Graduating class of Valley of Fire Leave no Trace Master Educator course (Oct. 2007).

“Leave No Trace” expert urges more responsible outdoor stewardship

CARSON CITY, Nev.—The eyes of committed conservationists see no difference between the front country and the backcountry.

A longstanding effort to increase environmental awareness has been to teach backcountry outdoor ethics. Specifically, the creed has been to “leave no trace” in remote areas.

The problem: Most visitors visit the front country—urban parks, established campgrounds, open space trails and the like. This is according Allen Newberry, chief of operations and maintenance for the Nevada Division of State Parks.

Newberry has been involved with the Leave No Trace program, which originated with the U.S. Forest Service in the 1960s, since the early 1970s, when he taught outdoor ethics to Boy Scouts at Valley of Fire State Park in Southern Nevada.

“The goal was to become better outdoor scouters,” Newberry says. “Leave it clean and leave it better. We want to promote wise conservation of the outdoors. Really what we’re trying to do is to teach people to make the right decision for the right reason.”

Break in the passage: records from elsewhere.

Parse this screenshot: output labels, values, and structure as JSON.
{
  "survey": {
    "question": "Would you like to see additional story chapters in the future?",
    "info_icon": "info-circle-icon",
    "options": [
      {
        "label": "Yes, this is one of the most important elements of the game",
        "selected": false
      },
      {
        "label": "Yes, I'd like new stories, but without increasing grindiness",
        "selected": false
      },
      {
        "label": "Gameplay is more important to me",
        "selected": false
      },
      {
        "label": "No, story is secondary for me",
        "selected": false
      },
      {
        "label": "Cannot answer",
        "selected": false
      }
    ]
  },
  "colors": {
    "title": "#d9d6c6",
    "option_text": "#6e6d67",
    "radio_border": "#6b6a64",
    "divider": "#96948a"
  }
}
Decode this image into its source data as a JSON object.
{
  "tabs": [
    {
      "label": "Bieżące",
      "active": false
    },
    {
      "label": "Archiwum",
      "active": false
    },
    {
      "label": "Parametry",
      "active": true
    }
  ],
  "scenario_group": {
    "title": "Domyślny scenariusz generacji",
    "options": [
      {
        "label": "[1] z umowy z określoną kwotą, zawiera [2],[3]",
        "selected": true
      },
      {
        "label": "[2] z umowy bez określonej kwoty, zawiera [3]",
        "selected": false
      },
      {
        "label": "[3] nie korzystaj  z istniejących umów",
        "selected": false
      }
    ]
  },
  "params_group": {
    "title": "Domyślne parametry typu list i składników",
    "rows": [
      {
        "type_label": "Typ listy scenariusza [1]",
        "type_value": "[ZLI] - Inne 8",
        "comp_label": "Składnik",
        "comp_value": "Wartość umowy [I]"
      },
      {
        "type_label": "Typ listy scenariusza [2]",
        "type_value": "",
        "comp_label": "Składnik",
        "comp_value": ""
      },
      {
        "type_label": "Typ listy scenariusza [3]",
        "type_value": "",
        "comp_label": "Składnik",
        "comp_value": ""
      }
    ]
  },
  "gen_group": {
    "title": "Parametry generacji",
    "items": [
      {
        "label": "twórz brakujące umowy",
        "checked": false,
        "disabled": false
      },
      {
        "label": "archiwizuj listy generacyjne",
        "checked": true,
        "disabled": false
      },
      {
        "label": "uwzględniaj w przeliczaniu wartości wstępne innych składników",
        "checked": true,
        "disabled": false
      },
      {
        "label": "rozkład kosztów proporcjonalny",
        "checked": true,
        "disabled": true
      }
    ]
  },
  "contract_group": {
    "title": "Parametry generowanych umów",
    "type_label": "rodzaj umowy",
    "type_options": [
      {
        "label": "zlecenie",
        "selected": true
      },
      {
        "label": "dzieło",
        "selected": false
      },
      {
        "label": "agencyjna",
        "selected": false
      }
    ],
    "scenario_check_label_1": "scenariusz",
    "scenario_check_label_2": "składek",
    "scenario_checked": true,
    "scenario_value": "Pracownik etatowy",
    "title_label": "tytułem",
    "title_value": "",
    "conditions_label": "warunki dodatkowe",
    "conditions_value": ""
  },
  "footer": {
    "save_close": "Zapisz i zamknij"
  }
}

Newberry’s commitment took him to the national stage recently, where he was involved in spreading Leave No Trace principles. He was instrumental in formalizing an agreement with the National Association of State Parks Directors, composed of the leaders of America’s fifty state park systems and Puerto Rico, and the nonprofit Leave No Trace Center for Outdoor Ethics.

The agreement is intended to engage state parks around the country with Leave No Trace on-site educational programs. The partnership will work to expose millions of park users to environmental messages and give them minimum impact skills as well as make available new training resources for state park employees.

“My involvement was working on a national committee to develop a partnership between the Center for Outdoor Ethics and state park directors, particularly for the front country, which is where most of our visitation occurs in Nevada’s state parks,” Newberry explains. He sat on the educational review committee to help develop Leave No Trace’s front country program.

And he remains committed to teaching the on-the-ground principles. Newberry recently helped teach a Leave No Trace master education class at Valley of Fire. His motivation is simple: “I’ve always liked the outdoors and I want my children and grandchildren to enjoy the outdoors too.”